Dr Williams also suggested that the present 24-week limit for abortions - set in 1990 when babies born at 23 weeks and younger had little chance of survival - should be reviewed in light of the growing survival of very premature babies.
"This issue needs attention if only because of the fact that the existing law assumes a rather less developed state of medical science than is now the case," he wrote in an article for the Observer.
He added: "Recent discussion on making it easier for women to administer abortioninducing drugs at home underlines the growing belief that abortion is essentially an individual decision and not the kind of major moral choice that should involve a sharing of perspective and judgment.
"The pregnant woman who smokes or drinks heavily is widely regarded as guilty of infringing the rights of her unborn child.

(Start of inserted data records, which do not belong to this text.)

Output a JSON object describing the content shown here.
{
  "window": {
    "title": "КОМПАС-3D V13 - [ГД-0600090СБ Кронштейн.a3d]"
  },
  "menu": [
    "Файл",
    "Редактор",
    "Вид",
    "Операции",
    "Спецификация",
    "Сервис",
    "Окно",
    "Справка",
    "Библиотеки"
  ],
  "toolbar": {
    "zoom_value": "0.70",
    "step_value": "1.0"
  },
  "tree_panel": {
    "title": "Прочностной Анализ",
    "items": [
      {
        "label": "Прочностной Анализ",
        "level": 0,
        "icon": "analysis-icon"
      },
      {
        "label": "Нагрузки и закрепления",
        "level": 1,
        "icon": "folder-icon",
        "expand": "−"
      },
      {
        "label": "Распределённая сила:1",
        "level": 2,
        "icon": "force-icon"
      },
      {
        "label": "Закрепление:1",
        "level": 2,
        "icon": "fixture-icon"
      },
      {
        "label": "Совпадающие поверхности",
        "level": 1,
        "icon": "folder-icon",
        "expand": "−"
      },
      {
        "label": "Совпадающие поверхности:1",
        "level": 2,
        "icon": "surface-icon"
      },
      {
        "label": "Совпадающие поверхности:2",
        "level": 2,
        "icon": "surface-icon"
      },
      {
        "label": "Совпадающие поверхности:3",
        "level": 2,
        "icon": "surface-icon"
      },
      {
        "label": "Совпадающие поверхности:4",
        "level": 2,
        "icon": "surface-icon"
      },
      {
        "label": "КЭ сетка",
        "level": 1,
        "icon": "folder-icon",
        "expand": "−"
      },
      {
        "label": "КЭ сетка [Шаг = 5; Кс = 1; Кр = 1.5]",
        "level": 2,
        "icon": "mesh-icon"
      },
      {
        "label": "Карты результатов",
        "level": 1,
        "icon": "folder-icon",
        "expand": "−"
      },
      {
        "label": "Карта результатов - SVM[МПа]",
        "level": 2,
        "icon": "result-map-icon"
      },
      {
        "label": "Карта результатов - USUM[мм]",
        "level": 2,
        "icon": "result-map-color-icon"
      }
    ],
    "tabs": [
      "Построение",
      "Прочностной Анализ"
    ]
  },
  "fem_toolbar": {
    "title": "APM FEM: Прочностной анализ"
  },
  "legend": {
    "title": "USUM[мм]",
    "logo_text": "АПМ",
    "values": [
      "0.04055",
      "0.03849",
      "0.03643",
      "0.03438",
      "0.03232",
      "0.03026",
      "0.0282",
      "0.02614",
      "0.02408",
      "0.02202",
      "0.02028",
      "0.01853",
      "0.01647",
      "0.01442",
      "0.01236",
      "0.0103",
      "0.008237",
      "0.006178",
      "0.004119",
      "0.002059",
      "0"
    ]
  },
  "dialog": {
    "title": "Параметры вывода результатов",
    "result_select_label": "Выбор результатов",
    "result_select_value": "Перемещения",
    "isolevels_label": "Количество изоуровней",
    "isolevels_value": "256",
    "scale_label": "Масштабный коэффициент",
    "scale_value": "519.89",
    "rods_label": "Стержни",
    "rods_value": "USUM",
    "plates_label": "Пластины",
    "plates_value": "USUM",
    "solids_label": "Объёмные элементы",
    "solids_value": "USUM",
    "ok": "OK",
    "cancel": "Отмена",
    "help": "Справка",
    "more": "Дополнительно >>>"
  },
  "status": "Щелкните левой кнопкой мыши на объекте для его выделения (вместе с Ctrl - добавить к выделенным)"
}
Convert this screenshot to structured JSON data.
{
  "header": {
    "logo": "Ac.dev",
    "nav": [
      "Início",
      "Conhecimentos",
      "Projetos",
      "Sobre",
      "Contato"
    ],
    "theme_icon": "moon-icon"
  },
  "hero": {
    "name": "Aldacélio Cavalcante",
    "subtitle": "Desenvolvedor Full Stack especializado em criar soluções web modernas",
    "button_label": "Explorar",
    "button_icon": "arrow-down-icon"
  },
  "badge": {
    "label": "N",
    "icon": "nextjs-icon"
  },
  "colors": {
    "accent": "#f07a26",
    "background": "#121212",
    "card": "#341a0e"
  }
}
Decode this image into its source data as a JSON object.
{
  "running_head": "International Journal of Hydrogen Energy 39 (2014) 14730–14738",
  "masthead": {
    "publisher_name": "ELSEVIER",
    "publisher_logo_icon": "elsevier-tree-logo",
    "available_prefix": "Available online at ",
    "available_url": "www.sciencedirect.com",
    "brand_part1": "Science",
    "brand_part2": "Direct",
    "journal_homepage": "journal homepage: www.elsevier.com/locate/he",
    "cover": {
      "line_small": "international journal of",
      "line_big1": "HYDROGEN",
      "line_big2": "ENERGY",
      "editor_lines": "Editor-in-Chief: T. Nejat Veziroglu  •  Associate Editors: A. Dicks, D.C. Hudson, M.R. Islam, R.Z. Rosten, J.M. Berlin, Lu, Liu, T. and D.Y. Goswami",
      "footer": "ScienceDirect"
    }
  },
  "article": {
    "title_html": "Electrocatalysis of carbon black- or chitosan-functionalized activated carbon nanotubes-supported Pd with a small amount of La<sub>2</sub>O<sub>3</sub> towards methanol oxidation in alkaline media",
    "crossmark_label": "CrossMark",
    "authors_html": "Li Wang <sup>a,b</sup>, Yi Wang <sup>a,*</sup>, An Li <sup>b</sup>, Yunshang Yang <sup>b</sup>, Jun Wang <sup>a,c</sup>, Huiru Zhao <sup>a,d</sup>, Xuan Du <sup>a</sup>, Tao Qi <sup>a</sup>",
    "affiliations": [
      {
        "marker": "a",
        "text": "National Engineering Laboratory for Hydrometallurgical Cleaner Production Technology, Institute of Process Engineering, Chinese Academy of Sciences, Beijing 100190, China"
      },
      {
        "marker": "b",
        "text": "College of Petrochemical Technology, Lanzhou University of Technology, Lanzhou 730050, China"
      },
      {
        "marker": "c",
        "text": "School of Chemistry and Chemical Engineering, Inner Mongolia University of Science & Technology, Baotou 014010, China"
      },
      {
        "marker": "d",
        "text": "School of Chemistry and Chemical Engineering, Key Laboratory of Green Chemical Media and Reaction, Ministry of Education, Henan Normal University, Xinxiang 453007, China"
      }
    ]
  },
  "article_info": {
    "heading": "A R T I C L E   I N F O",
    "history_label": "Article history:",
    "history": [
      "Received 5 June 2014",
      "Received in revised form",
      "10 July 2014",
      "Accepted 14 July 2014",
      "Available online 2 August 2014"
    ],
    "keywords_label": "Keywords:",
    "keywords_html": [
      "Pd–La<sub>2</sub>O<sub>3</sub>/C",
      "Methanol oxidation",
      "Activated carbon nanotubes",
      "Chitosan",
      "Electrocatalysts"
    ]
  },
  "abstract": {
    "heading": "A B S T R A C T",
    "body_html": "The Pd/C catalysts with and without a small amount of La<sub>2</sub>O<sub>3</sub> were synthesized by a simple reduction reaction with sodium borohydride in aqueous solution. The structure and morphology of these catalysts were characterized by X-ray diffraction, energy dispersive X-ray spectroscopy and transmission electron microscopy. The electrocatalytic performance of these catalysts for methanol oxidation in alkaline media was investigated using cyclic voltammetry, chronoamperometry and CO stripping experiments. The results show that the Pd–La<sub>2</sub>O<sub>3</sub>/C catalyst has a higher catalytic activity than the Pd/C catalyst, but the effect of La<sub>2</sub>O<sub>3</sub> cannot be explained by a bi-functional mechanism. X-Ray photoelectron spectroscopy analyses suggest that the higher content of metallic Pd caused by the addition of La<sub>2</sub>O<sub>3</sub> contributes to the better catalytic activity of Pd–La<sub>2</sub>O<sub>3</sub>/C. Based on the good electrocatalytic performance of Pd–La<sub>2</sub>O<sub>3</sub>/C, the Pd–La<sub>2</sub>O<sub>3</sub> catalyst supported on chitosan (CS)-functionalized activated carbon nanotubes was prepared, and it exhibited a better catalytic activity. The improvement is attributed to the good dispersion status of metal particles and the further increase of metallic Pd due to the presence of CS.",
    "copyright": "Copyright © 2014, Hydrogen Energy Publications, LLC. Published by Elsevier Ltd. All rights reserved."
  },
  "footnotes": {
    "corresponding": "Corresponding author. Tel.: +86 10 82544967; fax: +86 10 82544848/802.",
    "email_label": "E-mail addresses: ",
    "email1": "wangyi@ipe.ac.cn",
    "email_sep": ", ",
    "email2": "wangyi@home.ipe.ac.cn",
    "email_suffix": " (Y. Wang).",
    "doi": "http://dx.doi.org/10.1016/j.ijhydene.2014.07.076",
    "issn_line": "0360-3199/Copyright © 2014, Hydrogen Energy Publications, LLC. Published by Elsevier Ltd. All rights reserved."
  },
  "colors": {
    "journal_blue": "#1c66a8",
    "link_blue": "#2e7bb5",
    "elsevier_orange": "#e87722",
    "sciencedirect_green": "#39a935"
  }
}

"Yet at the same time, with no apparent sense of incongruity, there is discussion of the possibility of the liberty of the pregnant woman herself to perform the actions that will terminate a pregnancy."
Latest figures from the South West Congenital Anomaly Register, which details rates of birth defects in counties from Cornwall to Wiltshire, show that 54 babies with club feet and 26 with extra or webbed fingers or toes were aborted during a three-year period.
In addition, 37 babies with cleft lips or palates were aborted between 2002 and 2005.
With many of the problems often easily corrected by a simple operation, the revelation has raised concerns that the babies are being aborted for not being perfect.
However, Tim Overton, a consultant in foetal medicine at St Michael's Hospital in Bristol, said he doubted whether any of the abortions were carried out for purely cosmetic reasons.
This issue won't go away, says curate campaigner
Joanna Jepson: 'The law is massively abused'
Joanna Jepson was born with a congenital jaw defect and has a brother with Down's syndrome.
The curate became a focus for concerns about abortion law when she instigated a legal challenge against West Mercia police for failing to prosecute doctors who carried out an abortion on a baby with a cleft palate at 28 weeks - four weeks after the usual legal limit.
Miss Jepson, whose jaw defect was corrected by surgery, claimed the law was broken because abortions can be carried out after 24 weeks only if the infant has a 'serious handicap' or the mother's health is at risk.
She took the case to the High Court and won a judicial review of the chief constable's original decision to take no action against the doctors who carried out the abortion at Hereford County Hospital in 2001.
In 2005 the Crown Prosecution Service announced that no charges would be brought against the doctors.
However, the case fuelled growing concern over terminations for minor disabilities and the wider debate over the abortion limit.
Miss Jepson said yesterday: "No matter how much the Government seeks to avoid the debate on abortion, the issue will not go away. From the recent figures it is evident that the Abortion Act is being massively abused."